Já desisti de conversar profundamente com pessoas muito próximas a mim, expondo meu incômodo em relação ao comportamento delas, depois de várias tentativas sem sucesso para a mudança de atitude. Isso é ser amorosa comigo, pois a expectativa de mudança e a frustração pela constância do comportamento do outro me deixavam emocionalmente esgotada. Entendi que esse esforço e dedicação devem ser direcionados às minhas filhas e meu marido, que são a família que construí.
Por muito tempo, menti para ocultar minhas necessidades e vontades, somente para não frustrar os outros, com receio de não ser aceita como sou. Hoje procuro sempre a verdade, pois me aceitei como sou e me sinto muito bem com as escolhas que fiz na vida, os caminhos que segui, o que construí e quem me tornei.
Recebi muitas críticas nesta trajetória, principalmente vindas de mim mesma.
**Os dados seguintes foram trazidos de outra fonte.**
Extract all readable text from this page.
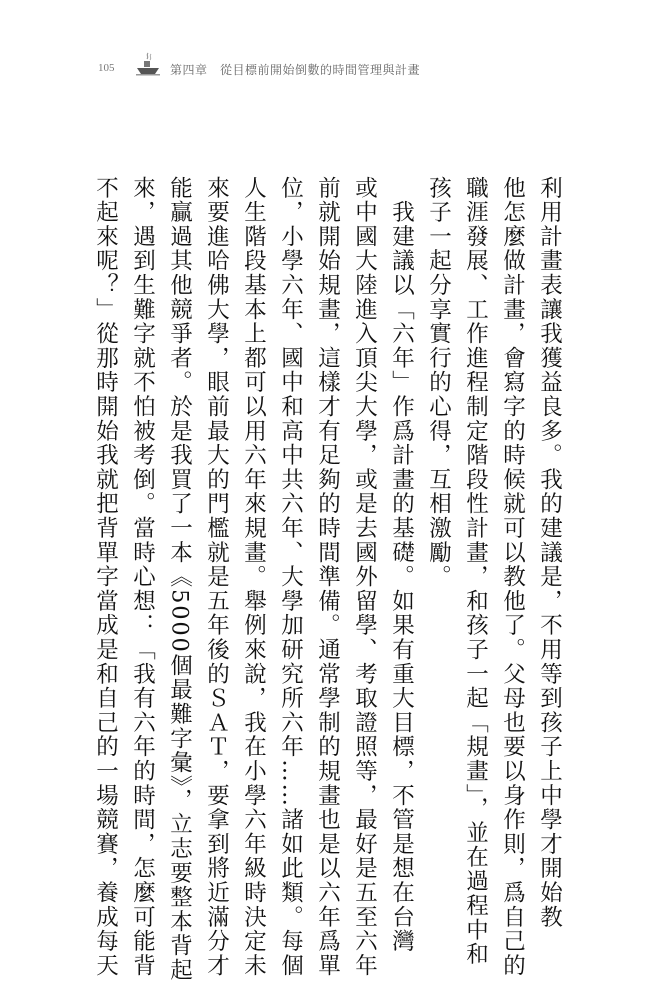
105	第四章　從目標前開始倒數的時間管理與計畫
利用計畫表讓我獲益良多。我的建議是，不用等到孩子上中學才開始教
他怎麼做計畫，會寫字的時候就可以教他了。父母也要以身作則，爲自己的
職涯發展、工作進程制定階段性計畫，和孩子一起「規畫」，並在過程中和
孩子一起分享實行的心得，互相激勵。
　我建議以「六年」作爲計畫的基礎。如果有重大目標，不管是想在台灣
或中國大陸進入頂尖大學，或是去國外留學、考取證照等，最好是五至六年
前就開始規畫，這樣才有足夠的時間準備。通常學制的規畫也是以六年爲單
位，小學六年、國中和高中共六年、大學加研究所六年……諸如此類。每個
人生階段基本上都可以用六年來規畫。舉例來說，我在小學六年級時決定未
來要進哈佛大學，眼前最大的門檻就是五年後的ＳＡＴ，要拿到將近滿分才
能贏過其他競爭者。於是我買了一本《5000個最難字彙》，立志要整本背起
來，遇到生難字就不怕被考倒。當時心想：「我有六年的時間，怎麼可能背
不起來呢？」從那時開始我就把背單字當成是和自己的一場競賽，養成每天
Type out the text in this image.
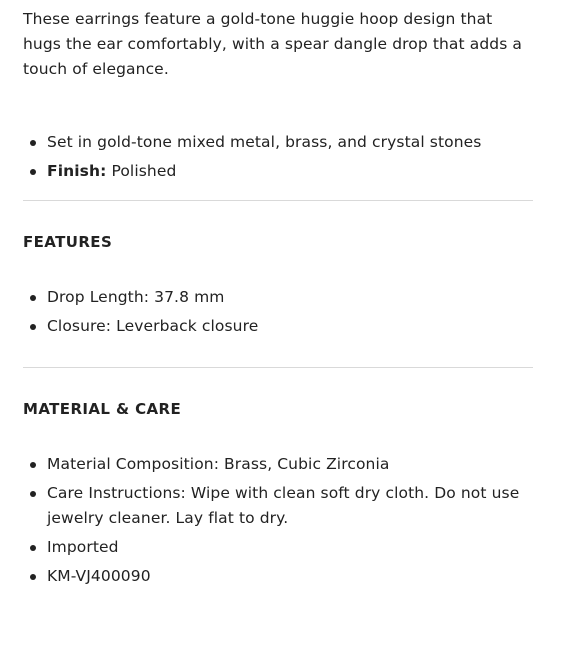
These earrings feature a gold-tone huggie hoop design that hugs the ear comfortably, with a spear dangle drop that adds a touch of elegance.

Set in gold-tone mixed metal, brass, and crystal stones
Finish: Polished
FEATURES
Drop Length: 37.8 mm
Closure: Leverback closure
MATERIAL & CARE
Material Composition: Brass, Cubic Zirconia
Care Instructions: Wipe with clean soft dry cloth. Do not use jewelry cleaner. Lay flat to dry.
Imported
KM-VJ400090
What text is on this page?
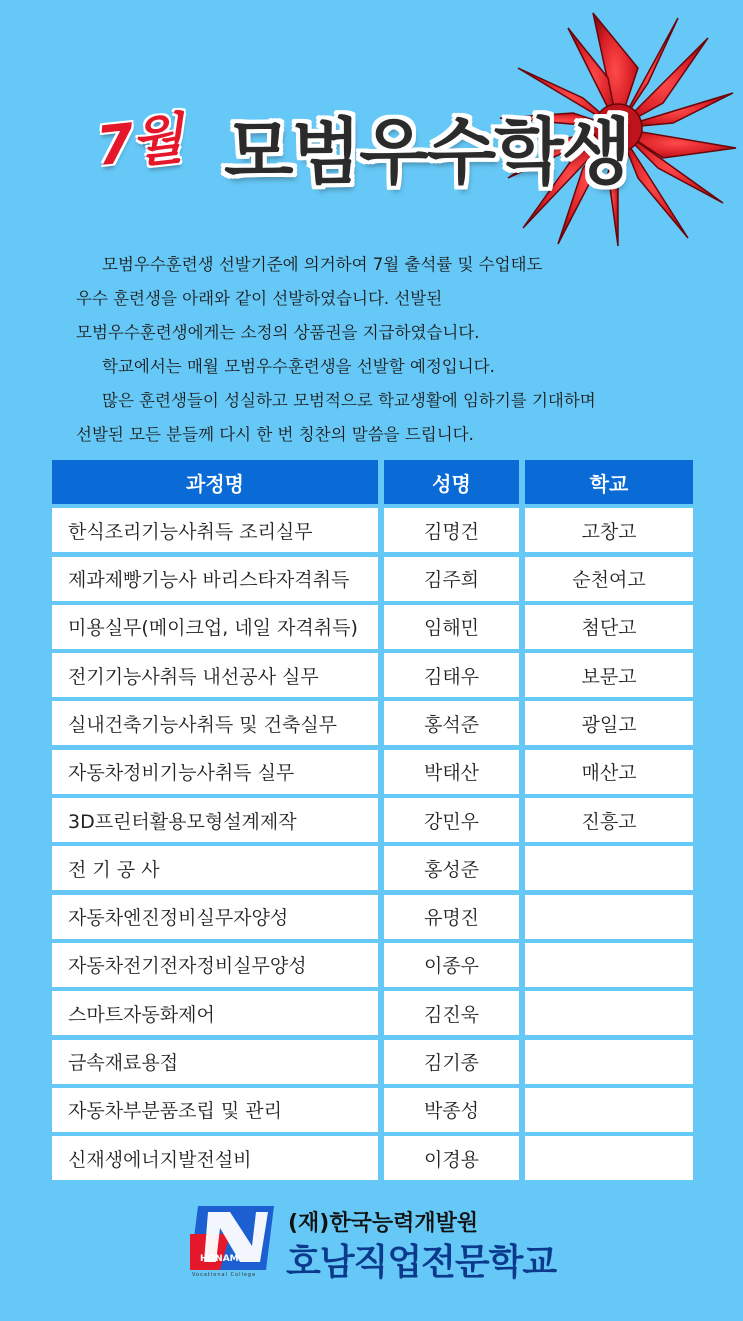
7월 모범우수학생

모범우수훈련생 선발기준에 의거하여 7월 출석률 및 수업태도

우수 훈련생을 아래와 같이 선발하였습니다. 선발된

모범우수훈련생에게는 소정의 상품권을 지급하였습니다.

학교에서는 매월 모범우수훈련생을 선발할 예정입니다.

많은 훈련생들이 성실하고 모범적으로 학교생활에 임하기를 기대하며

선발된 모든 분들께 다시 한 번 칭찬의 말씀을 드립니다.

과정명	성명	학교
한식조리기능사취득 조리실무	김명건	고창고
제과제빵기능사 바리스타자격취득	김주희	순천여고
미용실무(메이크업, 네일 자격취득)	임해민	첨단고
전기기능사취득 내선공사 실무	김태우	보문고
실내건축기능사취득 및 건축실무	홍석준	광일고
자동차정비기능사취득 실무	박태산	매산고
3D프린터활용모형설계제작	강민우	진흥고
전 기 공 사	홍성준
자동차엔진정비실무자양성	유명진
자동차전기전자정비실무양성	이종우
스마트자동화제어	김진욱
금속재료용접	김기종
자동차부분품조립 및 관리	박종성
신재생에너지발전설비	이경용
HONAM
Vocational College
(재)한국능력개발원
호남직업전문학교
Ainda estou trabalhando meu lado crítico, buscando sempre entender meus tropeços e falhas e transformar tudo isso em humanidade e (r)evolução. Confesso que tenho gostado bastante de ser inacabada e imperfeita. É libertador ser assim e, mais ainda, me assumir dessa forma.
Consigo gentilmente conversar com minha filha e dizer-lhe que, muitas vezes, sinto que ela exige muito da minha atenção, o que me leva quase à exaustão. Antes, procurava dar essa atenção mesmo que isso me esgotasse.
Consigo abordar algo que faz parte do meu ser: a inquietude. Essa inquietude, em algumas ocasiões, me paralisa e me frustra, mas, em muitas outras, me leva a pensamentos e mudanças que considero muito importantes. Com essa inquietude, também adquiri facilidade para aceitar mudanças e me adaptar a elas. Consigo iniciar uma semana com uma rotina completamente diferente, obviamente programada por mim, e vivê-la como se já estivesse estabelecida há meses.
Já permiti abusos, tanto mentais quanto físicos, de pessoas que, no meu contexto atual, nunca seriam aceitos. Em alguns casos, eu pensava, após ocorrerem, que eram simples ações dos abusadores, mas hoje sei que todos poderiam ter sido evitados por mim ou enfrentados com a gravidade que realmente tinham.
Sei que ainda preciso avançar muito para me considerar tão amorosa e cuidadosa comigo mesma quanto sou com os outros. Às vezes, me pego pensando qual seria a equação perfeita para que, nesta jornada, eu não ultrapasse o ponto de equilíbrio e me torne egoísta. Talvez um toque a mais de maturidade e reflexão me ajudem nesse desafio. Que os 44 anos sejam realmente transformadores!